10. Sunrise: A Song of Two Humans (F.W. Murnau, 1927)
For those who don’t know, Murnau is the same guy who directed “Nosferatu“. This was one of two films to win best picture at the first ever Oscars(technically it won for “Best Unique and Artistic Production, while the lesser “Wings” won for “Best Picture”).
The premise for the movie is simple: small-town husband wants to leave his wife and run off with a big-city woman. They conspire to kill the wife, but the husband gets cold feet after spending an eventful night in the city with his wife. He realizes he loves her and all is well.

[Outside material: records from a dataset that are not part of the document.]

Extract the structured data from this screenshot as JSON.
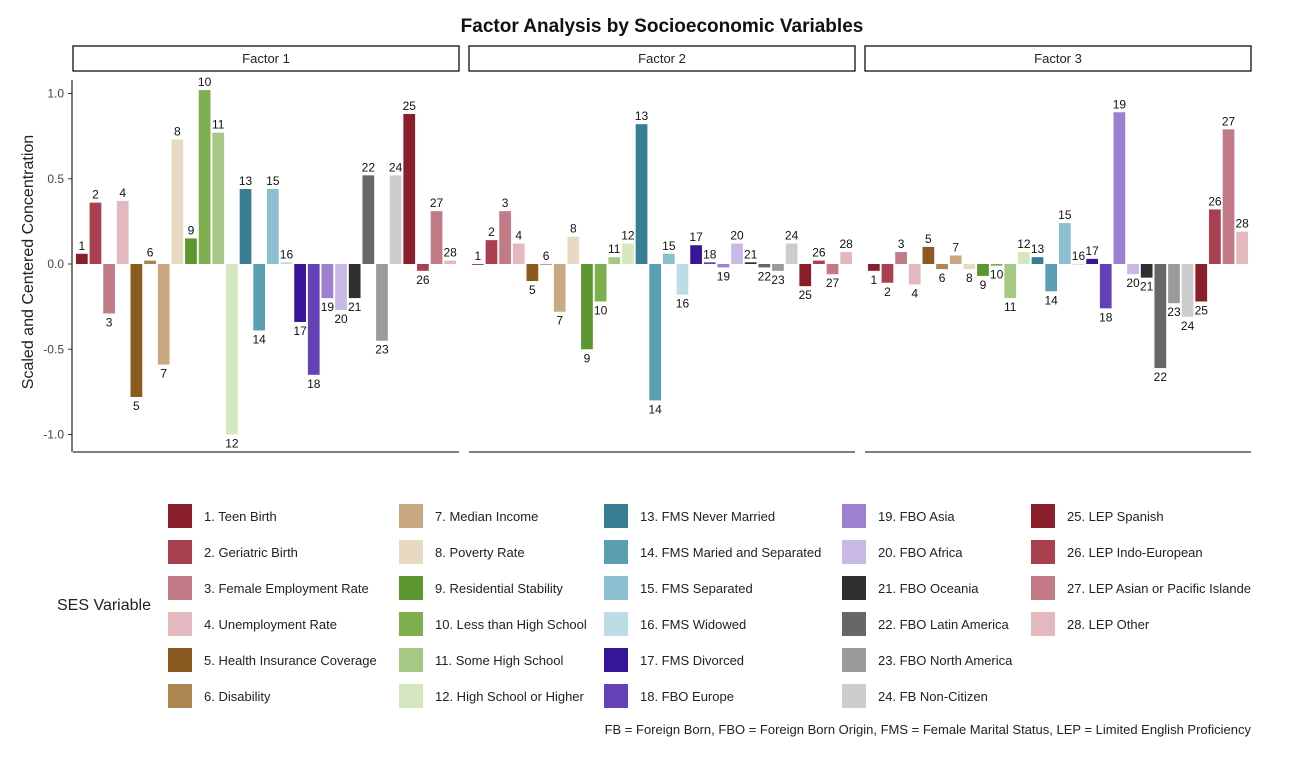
{
  "chart_data": {
    "type": "bar",
    "title": "Factor Analysis by Socioeconomic Variables",
    "ylabel": "Scaled and Centered Concentration",
    "xlabel": "",
    "ylim": [
      -1.1,
      1.05
    ],
    "yticks": [
      1.0,
      0.5,
      0.0,
      -0.5,
      -1.0
    ],
    "ytick_labels": [
      "1.0",
      "0.5",
      "0.0",
      "-0.5",
      "-1.0"
    ],
    "grid": false,
    "legend_title": "SES Variable",
    "legend_position": "bottom",
    "footnote": "FB = Foreign Born, FBO = Foreign Born Origin, FMS = Female Marital Status, LEP = Limited English Proficiency",
    "categories": [
      {
        "id": "1",
        "name": "1. Teen Birth",
        "color": "#8b1e2b"
      },
      {
        "id": "2",
        "name": "2. Geriatric Birth",
        "color": "#a8404f"
      },
      {
        "id": "3",
        "name": "3. Female Employment Rate",
        "color": "#c27b86"
      },
      {
        "id": "4",
        "name": "4. Unemployment Rate",
        "color": "#e3b8bf"
      },
      {
        "id": "5",
        "name": "5. Health Insurance Coverage",
        "color": "#8b5a1e"
      },
      {
        "id": "6",
        "name": "6. Disability",
        "color": "#ad8550"
      },
      {
        "id": "7",
        "name": "7. Median Income",
        "color": "#c9a982"
      },
      {
        "id": "8",
        "name": "8. Poverty Rate",
        "color": "#e8d9c2"
      },
      {
        "id": "9",
        "name": "9. Residential Stability",
        "color": "#5c962e"
      },
      {
        "id": "10",
        "name": "10. Less than High School",
        "color": "#7eaf4f"
      },
      {
        "id": "11",
        "name": "11. Some High School",
        "color": "#a5c884"
      },
      {
        "id": "12",
        "name": "12. High School or Higher",
        "color": "#d5e7c1"
      },
      {
        "id": "13",
        "name": "13. FMS Never Married",
        "color": "#377e93"
      },
      {
        "id": "14",
        "name": "14. FMS Maried and Separated",
        "color": "#5b9fb2"
      },
      {
        "id": "15",
        "name": "15. FMS Separated",
        "color": "#8cbfcf"
      },
      {
        "id": "16",
        "name": "16. FMS Widowed",
        "color": "#bcdde6"
      },
      {
        "id": "17",
        "name": "17. FMS Divorced",
        "color": "#37169a"
      },
      {
        "id": "18",
        "name": "18. FBO Europe",
        "color": "#6541b8"
      },
      {
        "id": "19",
        "name": "19. FBO Asia",
        "color": "#9e80d0"
      },
      {
        "id": "20",
        "name": "20. FBO Africa",
        "color": "#c9b9e6"
      },
      {
        "id": "21",
        "name": "21. FBO Oceania",
        "color": "#303030"
      },
      {
        "id": "22",
        "name": "22. FBO Latin America",
        "color": "#676767"
      },
      {
        "id": "23",
        "name": "23. FBO North America",
        "color": "#9b9b9b"
      },
      {
        "id": "24",
        "name": "24. FB Non-Citizen",
        "color": "#cdcdcd"
      },
      {
        "id": "25",
        "name": "25. LEP Spanish",
        "color": "#8b1e2b"
      },
      {
        "id": "26",
        "name": "26. LEP Indo-European",
        "color": "#a8404f"
      },
      {
        "id": "27",
        "name": "27. LEP Asian or Pacific Islande",
        "color": "#c27b86"
      },
      {
        "id": "28",
        "name": "28. LEP Other",
        "color": "#e3b8bf"
      }
    ],
    "panels": [
      {
        "name": "Factor 1",
        "values": [
          0.06,
          0.36,
          -0.29,
          0.37,
          -0.78,
          0.02,
          -0.59,
          0.73,
          0.15,
          1.02,
          0.77,
          -1.0,
          0.44,
          -0.39,
          0.44,
          0.01,
          -0.34,
          -0.65,
          -0.2,
          -0.27,
          -0.2,
          0.52,
          -0.45,
          0.52,
          0.88,
          -0.04,
          0.31,
          0.02
        ]
      },
      {
        "name": "Factor 2",
        "values": [
          0.0,
          0.14,
          0.31,
          0.12,
          -0.1,
          0.0,
          -0.28,
          0.16,
          -0.5,
          -0.22,
          0.04,
          0.12,
          0.82,
          -0.8,
          0.06,
          -0.18,
          0.11,
          0.01,
          -0.02,
          0.12,
          0.01,
          -0.02,
          -0.04,
          0.12,
          -0.13,
          0.02,
          -0.06,
          0.07
        ]
      },
      {
        "name": "Factor 3",
        "values": [
          -0.04,
          -0.11,
          0.07,
          -0.12,
          0.1,
          -0.03,
          0.05,
          -0.03,
          -0.07,
          -0.01,
          -0.2,
          0.07,
          0.04,
          -0.16,
          0.24,
          0.0,
          0.03,
          -0.26,
          0.89,
          -0.06,
          -0.08,
          -0.61,
          -0.23,
          -0.31,
          -0.22,
          0.32,
          0.79,
          0.19
        ]
      }
    ]
  }
}
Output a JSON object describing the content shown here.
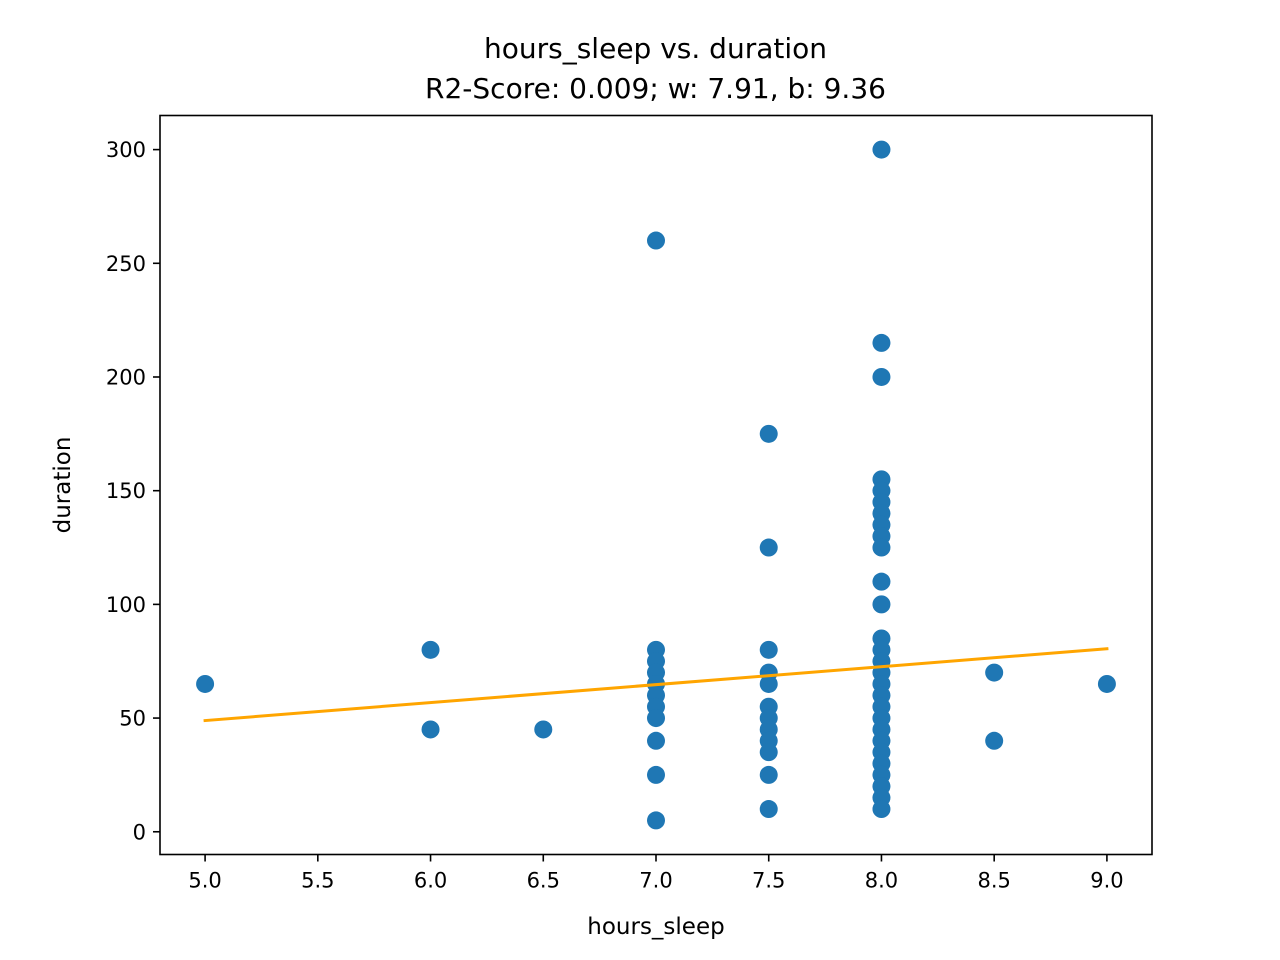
{
  "chart_data": {
    "type": "scatter",
    "title": "hours_sleep vs. duration",
    "subtitle": "R2-Score: 0.009; w: 7.91, b: 9.36",
    "xlabel": "hours_sleep",
    "ylabel": "duration",
    "xlim": [
      4.8,
      9.2
    ],
    "ylim": [
      -10,
      315
    ],
    "xticks": [
      5.0,
      5.5,
      6.0,
      6.5,
      7.0,
      7.5,
      8.0,
      8.5,
      9.0
    ],
    "xtick_labels": [
      "5.0",
      "5.5",
      "6.0",
      "6.5",
      "7.0",
      "7.5",
      "8.0",
      "8.5",
      "9.0"
    ],
    "yticks": [
      0,
      50,
      100,
      150,
      200,
      250,
      300
    ],
    "ytick_labels": [
      "0",
      "50",
      "100",
      "150",
      "200",
      "250",
      "300"
    ],
    "grid": false,
    "points": [
      {
        "x": 5.0,
        "y": 65
      },
      {
        "x": 6.0,
        "y": 80
      },
      {
        "x": 6.0,
        "y": 45
      },
      {
        "x": 6.5,
        "y": 45
      },
      {
        "x": 7.0,
        "y": 260
      },
      {
        "x": 7.0,
        "y": 80
      },
      {
        "x": 7.0,
        "y": 75
      },
      {
        "x": 7.0,
        "y": 70
      },
      {
        "x": 7.0,
        "y": 65
      },
      {
        "x": 7.0,
        "y": 60
      },
      {
        "x": 7.0,
        "y": 55
      },
      {
        "x": 7.0,
        "y": 50
      },
      {
        "x": 7.0,
        "y": 40
      },
      {
        "x": 7.0,
        "y": 25
      },
      {
        "x": 7.0,
        "y": 5
      },
      {
        "x": 7.5,
        "y": 175
      },
      {
        "x": 7.5,
        "y": 125
      },
      {
        "x": 7.5,
        "y": 80
      },
      {
        "x": 7.5,
        "y": 70
      },
      {
        "x": 7.5,
        "y": 65
      },
      {
        "x": 7.5,
        "y": 55
      },
      {
        "x": 7.5,
        "y": 50
      },
      {
        "x": 7.5,
        "y": 45
      },
      {
        "x": 7.5,
        "y": 40
      },
      {
        "x": 7.5,
        "y": 35
      },
      {
        "x": 7.5,
        "y": 25
      },
      {
        "x": 7.5,
        "y": 10
      },
      {
        "x": 8.0,
        "y": 300
      },
      {
        "x": 8.0,
        "y": 215
      },
      {
        "x": 8.0,
        "y": 200
      },
      {
        "x": 8.0,
        "y": 155
      },
      {
        "x": 8.0,
        "y": 150
      },
      {
        "x": 8.0,
        "y": 145
      },
      {
        "x": 8.0,
        "y": 140
      },
      {
        "x": 8.0,
        "y": 135
      },
      {
        "x": 8.0,
        "y": 130
      },
      {
        "x": 8.0,
        "y": 125
      },
      {
        "x": 8.0,
        "y": 110
      },
      {
        "x": 8.0,
        "y": 100
      },
      {
        "x": 8.0,
        "y": 85
      },
      {
        "x": 8.0,
        "y": 80
      },
      {
        "x": 8.0,
        "y": 75
      },
      {
        "x": 8.0,
        "y": 70
      },
      {
        "x": 8.0,
        "y": 65
      },
      {
        "x": 8.0,
        "y": 60
      },
      {
        "x": 8.0,
        "y": 55
      },
      {
        "x": 8.0,
        "y": 50
      },
      {
        "x": 8.0,
        "y": 45
      },
      {
        "x": 8.0,
        "y": 40
      },
      {
        "x": 8.0,
        "y": 35
      },
      {
        "x": 8.0,
        "y": 30
      },
      {
        "x": 8.0,
        "y": 25
      },
      {
        "x": 8.0,
        "y": 20
      },
      {
        "x": 8.0,
        "y": 15
      },
      {
        "x": 8.0,
        "y": 10
      },
      {
        "x": 8.5,
        "y": 70
      },
      {
        "x": 8.5,
        "y": 40
      },
      {
        "x": 9.0,
        "y": 65
      }
    ],
    "point_color": "#1f77b4",
    "fit_line": {
      "x": [
        5.0,
        9.0
      ],
      "y": [
        48.9,
        80.5
      ],
      "color": "#ffa500"
    }
  }
}
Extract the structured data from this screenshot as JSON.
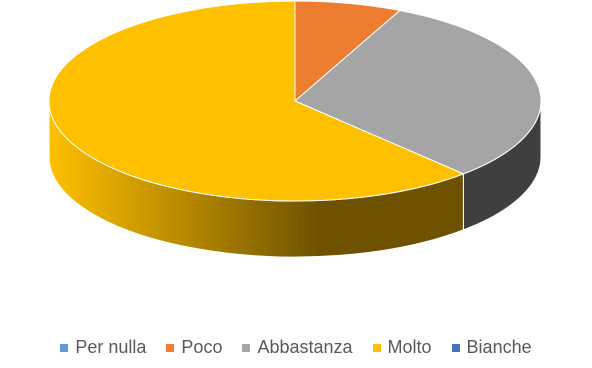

It should be stated that I am a sucker for an evil woman. In this film the big city woman(played by Margaret Livingston, pretty decent by 1920’s standards) is the one who wants him to kill his wife. What I as a viewer am supposed to find abhorrent, somehow becomes attractive. I think it is connected to both my status as a “good-natured doormat“, and the fact that I like strong women. Something about submission and degradation has always interested me, and I guess evil women and femme fatales as they appear in film and other media allows me to explore that without having to do something I might regret.
On filmaffinity.com I rated the film a 9/10, because it’s an engaging melodrama, which is beautifully shot, and technically very innovative. Films shot in 1927 aren’t supposed to look this good.